Globally, men own $105 billion more wealth than women. This difference is equivalent to four times the size of the US economy. It will take a woman working in health or social care 1200 years to earn the same as the CEO of a Fortune 100 company in an average year.
Seven of the world’s ten largest multinationals have a billionaire CEO or a billionaire as a major shareholder. 148 of the world’s largest companies (for which data is available) earned profits of approximately $1.8 billion in the 12 months to June 2023, a 52.5% increase over the average profit for the four years 2018-21. Between July 2022 and June 2023, for every $100 of profit generated by 96 of the world’s largest companies, $82 flowed to shareholders in the form of dividends or share buybacks.
For nearly 800 million workers employed in 52 countries, wages have not kept pace with inflation.

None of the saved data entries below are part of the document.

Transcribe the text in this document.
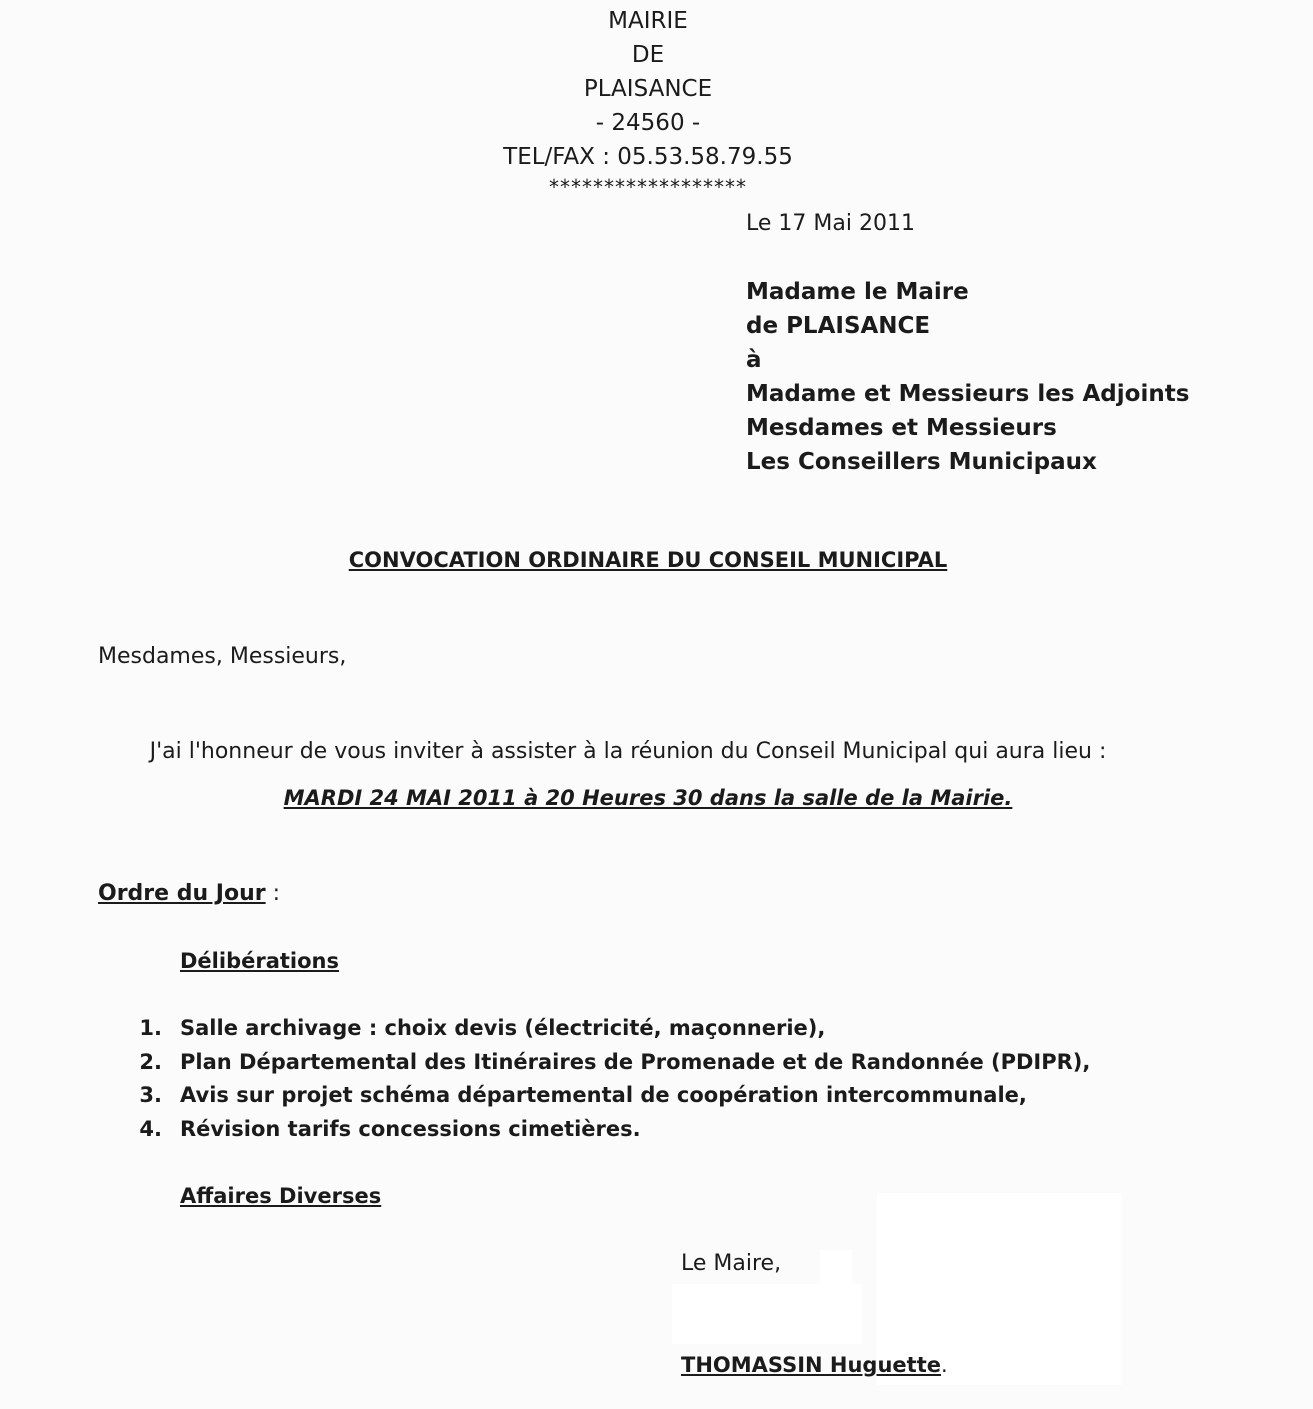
MAIRIE
DE
PLAISANCE
- 24560 -
TEL/FAX : 05.53.58.79.55
******************
Le 17 Mai 2011
Madame le Maire
de PLAISANCE
à
Madame et Messieurs les Adjoints
Mesdames et Messieurs
Les Conseillers Municipaux
CONVOCATION ORDINAIRE DU CONSEIL MUNICIPAL
Mesdames, Messieurs,
J'ai l'honneur de vous inviter à assister à la réunion du Conseil Municipal qui aura lieu :
MARDI 24 MAI 2011 à 20 Heures 30 dans la salle de la Mairie.
Ordre du Jour :
Délibérations
1. Salle archivage : choix devis (électricité, maçonnerie),
2. Plan Départemental des Itinéraires de Promenade et de Randonnée (PDIPR),
3. Avis sur projet schéma départemental de coopération intercommunale,
4. Révision tarifs concessions cimetières.
Affaires Diverses
Le Maire,
THOMASSIN Huguette.
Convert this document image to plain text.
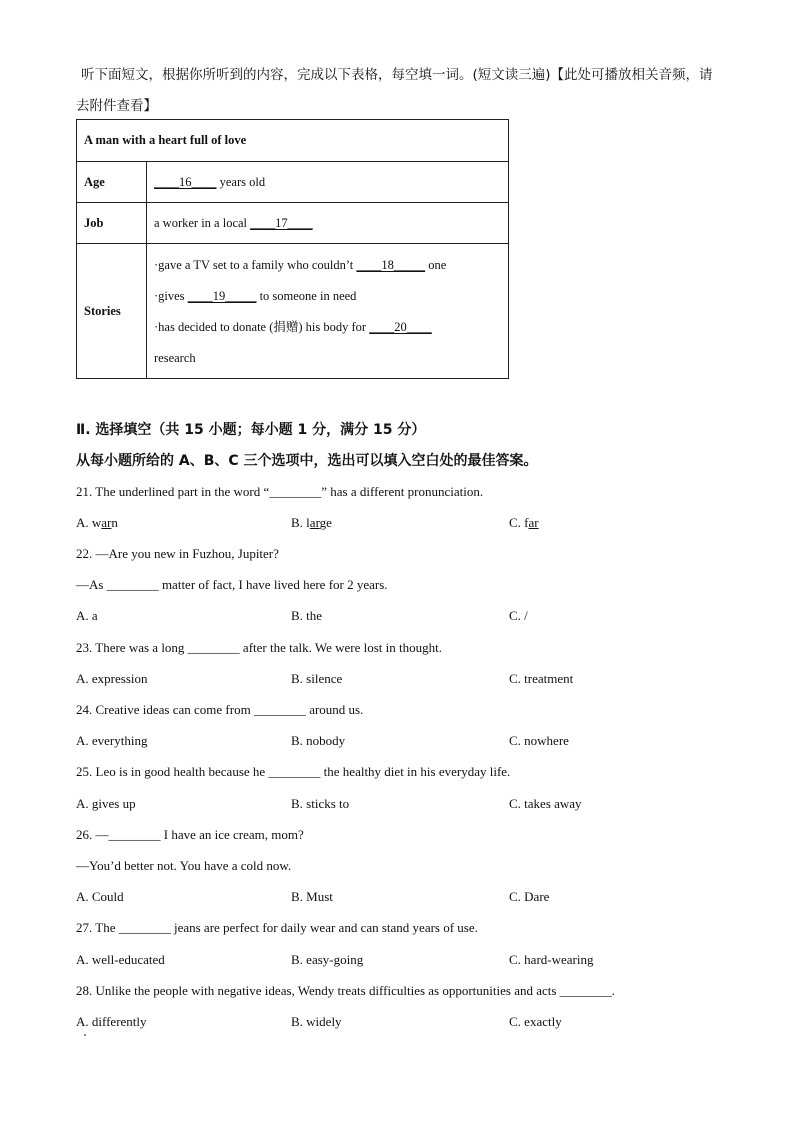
听下面短文，根据你所听到的内容，完成以下表格，每空填一词。(短文读三遍)【此处可播放相关音频，请去附件查看】
A man with a heart full of love	
Age	____16____ years old
Job	a worker in a local ____17____
Stories	·gave a TV set to a family who couldn’t ____18_____ one
·gives ____19_____ to someone in need
·has decided to donate (捐赠) his body for ____20____
research
Ⅱ. 选择填空（共 15 小题；每小题 1 分，满分 15 分）
从每小题所给的 A、B、C 三个选项中，选出可以填入空白处的最佳答案。
21. The underlined part in the word “________” has a different pronunciation.
A. warn	B. large	C. far
22. —Are you new in Fuzhou, Jupiter?
—As ________ matter of fact, I have lived here for 2 years.
A. a	B. the	C. /
23. There was a long ________ after the talk. We were lost in thought.
A. expression	B. silence	C. treatment
24. Creative ideas can come from ________ around us.
A. everything	B. nobody	C. nowhere
25. Leo is in good health because he ________ the healthy diet in his everyday life.
A. gives up	B. sticks to	C. takes away
26. —________ I have an ice cream, mom?
—You’d better not. You have a cold now.
A. Could	B. Must	C. Dare
27. The ________ jeans are perfect for daily wear and can stand years of use.
A. well-educated	B. easy-going	C. hard-wearing
28. Unlike the people with negative ideas, Wendy treats difficulties as opportunities and acts ________.
A. differently	B. widely	C. exactly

Relative payrolls have experienced a decline in real terms of $1.5 billion over the 2021-2022 biennium, a loss equivalent to almost one monthly wage (25 days) for each worker.

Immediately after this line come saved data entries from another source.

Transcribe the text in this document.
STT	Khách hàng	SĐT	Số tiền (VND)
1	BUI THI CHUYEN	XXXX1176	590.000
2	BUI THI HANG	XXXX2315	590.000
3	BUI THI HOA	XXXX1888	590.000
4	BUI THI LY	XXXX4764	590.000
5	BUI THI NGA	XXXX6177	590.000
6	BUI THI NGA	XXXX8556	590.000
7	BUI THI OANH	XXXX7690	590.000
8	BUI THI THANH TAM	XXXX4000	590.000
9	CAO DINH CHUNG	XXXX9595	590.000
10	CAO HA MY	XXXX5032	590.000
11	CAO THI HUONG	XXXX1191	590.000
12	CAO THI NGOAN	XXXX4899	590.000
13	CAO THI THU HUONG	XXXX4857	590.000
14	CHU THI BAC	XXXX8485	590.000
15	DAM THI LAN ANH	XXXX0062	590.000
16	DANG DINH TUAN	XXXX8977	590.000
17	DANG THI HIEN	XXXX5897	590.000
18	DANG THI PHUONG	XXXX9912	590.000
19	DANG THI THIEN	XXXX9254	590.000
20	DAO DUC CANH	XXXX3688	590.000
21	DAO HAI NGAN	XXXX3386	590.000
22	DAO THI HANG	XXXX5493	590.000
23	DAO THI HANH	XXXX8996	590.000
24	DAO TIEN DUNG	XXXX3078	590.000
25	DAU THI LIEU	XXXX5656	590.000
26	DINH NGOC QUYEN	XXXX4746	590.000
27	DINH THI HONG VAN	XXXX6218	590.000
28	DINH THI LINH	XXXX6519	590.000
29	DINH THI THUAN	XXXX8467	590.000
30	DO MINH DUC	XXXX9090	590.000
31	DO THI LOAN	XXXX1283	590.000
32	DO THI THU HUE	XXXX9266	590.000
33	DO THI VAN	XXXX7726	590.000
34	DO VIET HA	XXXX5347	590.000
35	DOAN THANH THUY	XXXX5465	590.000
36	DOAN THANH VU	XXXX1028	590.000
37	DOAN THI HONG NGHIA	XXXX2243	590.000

For most of the world’s people, the start of this decade has been incredibly difficult: 4.8 billion people have barely been able to keep pace with inflation. For the poorest, who are often women or members of ethnic minorities and marginalised groups, daily life has become even more difficult. For the first time in 25 years, global inequality has increased. And the climate disaster we are witnessing, for which the super-rich are among the main culprits, is dramatically exacerbating this gap. Across the world, the cost of living has increased dramatically. For hundreds of millions of people, wages have not been (and still are not) enough to make ends meet, and their prospects for a better future are fading. Newspaper front pages have repeatedly been filled with stories of protests and strikes by workers struggling to survive.

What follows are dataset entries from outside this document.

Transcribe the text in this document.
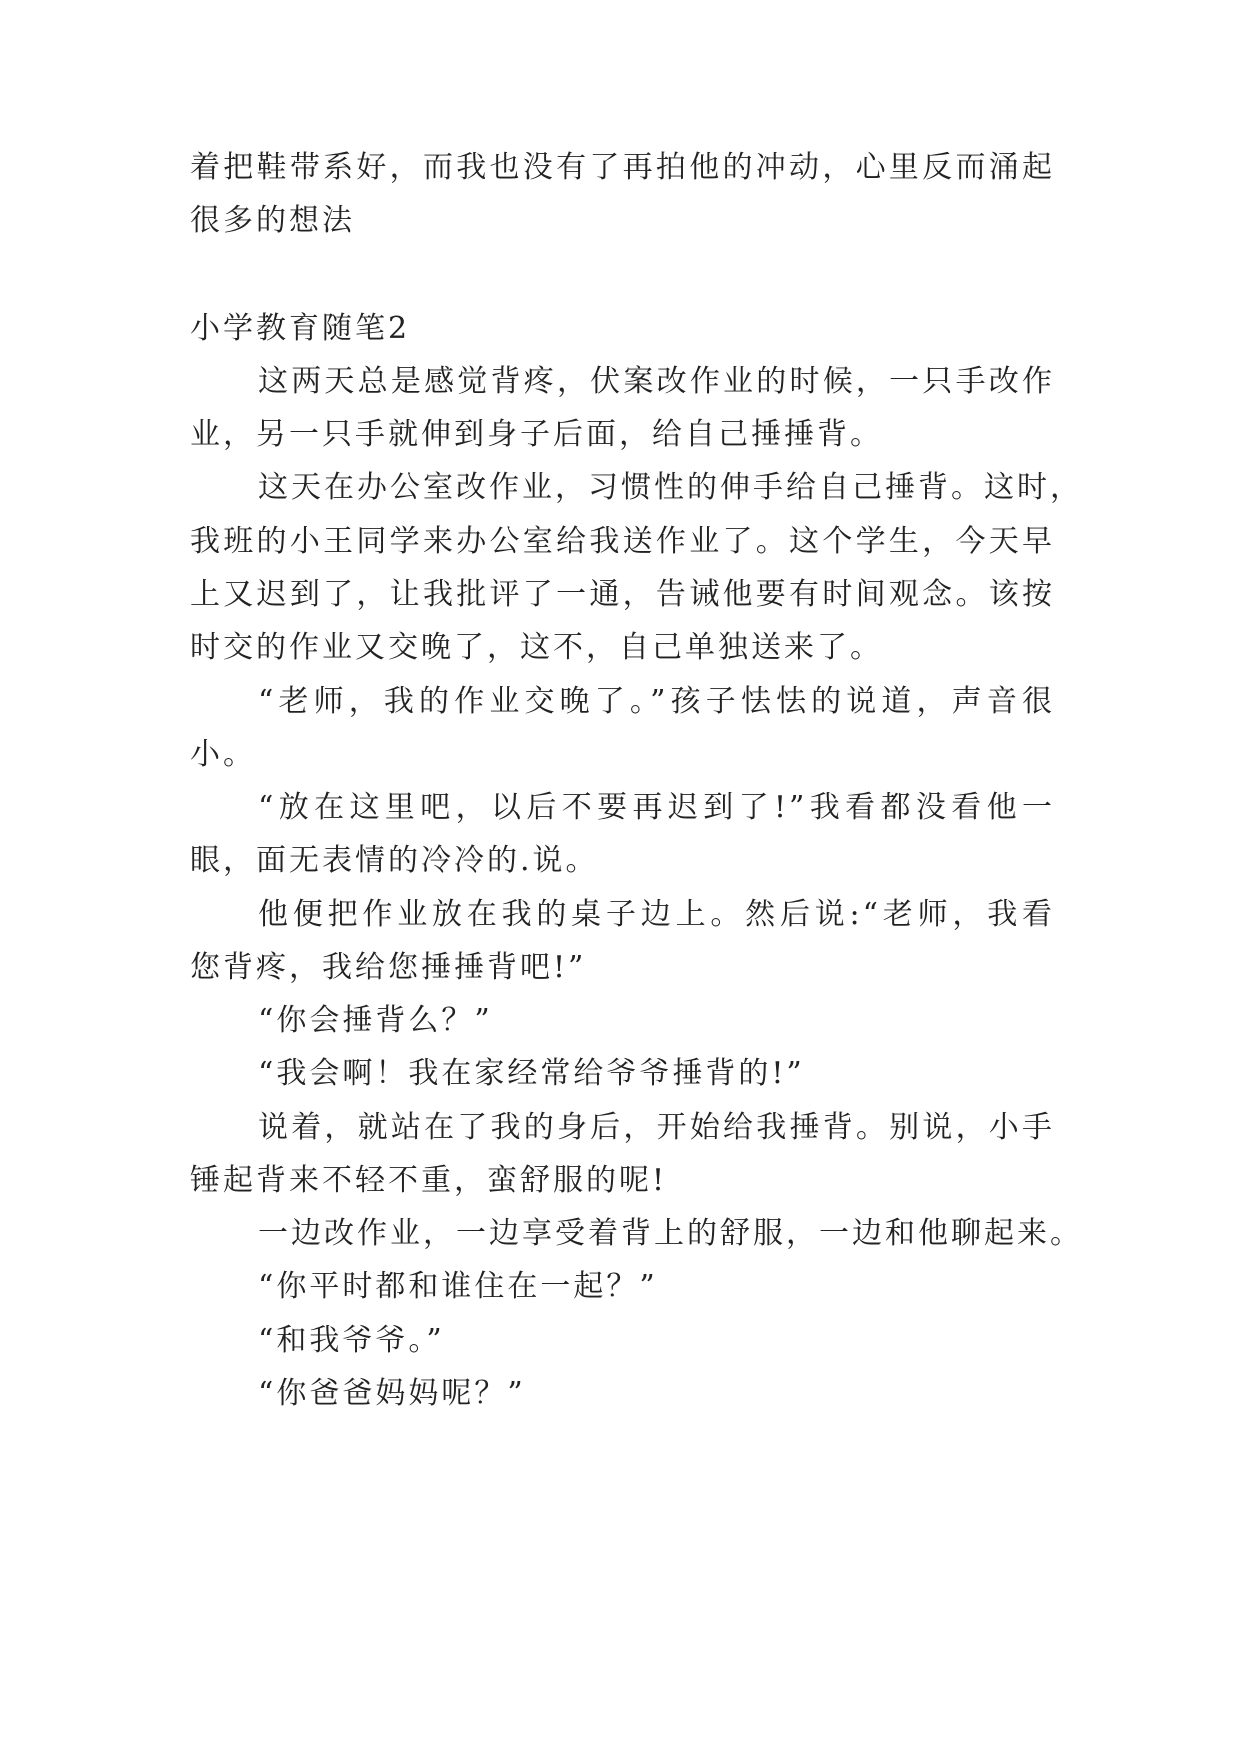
着把鞋带系好，而我也没有了再拍他的冲动，心里反而涌起
很多的想法
小学教育随笔2
这两天总是感觉背疼，伏案改作业的时候，一只手改作
业，另一只手就伸到身子后面，给自己捶捶背。
这天在办公室改作业，习惯性的伸手给自己捶背。这时，
我班的小王同学来办公室给我送作业了。这个学生，今天早
上又迟到了，让我批评了一通，告诫他要有时间观念。该按
时交的作业又交晚了，这不，自己单独送来了。
“老师，我的作业交晚了。”孩子怯怯的说道，声音很
小。
“放在这里吧，以后不要再迟到了!”我看都没看他一
眼，面无表情的冷冷的.说。
他便把作业放在我的桌子边上。然后说:“老师，我看
您背疼，我给您捶捶背吧!”
“你会捶背么？”
“我会啊！我在家经常给爷爷捶背的!”
说着，就站在了我的身后，开始给我捶背。别说，小手
锤起背来不轻不重，蛮舒服的呢!
一边改作业，一边享受着背上的舒服，一边和他聊起来。
“你平时都和谁住在一起？”
“和我爷爷。”
“你爸爸妈妈呢？”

Oxfam’s new analysis sheds light on how much of the world’s financial wealth now belongs to the richest 1%. “Based on Wealth X data, we estimate that the world’s richest 1% now own 59% of the world’s financial assets. If you look at the top of the global wealth pyramid, billionaires’ fortunes are tied to ownership of the large companies they control. In 2022, the 50 richest US billionaires owned 75% of their wealth in shares of the companies they ran. Warren Buffett – chairman, CEO, and largest shareholder of Berkshire Hathaway – owns 99% of his wealth in shares of his own company. Mark Zuckerberg, who controls Meta, owns 95% of his wealth in shares of the company. Jeff Bezos, former CEO, now chairman of the board and the largest shareholder of Amazon (with a 10% stake), owns 83% of his wealth in shares of the online retail giant”.
And big business uses its market power in ways that create and further increase inequality, for example by rewarding wealth rather than work, dodging tax obligations, profiting from the privatisation of public services, and fuelling the climate crisis.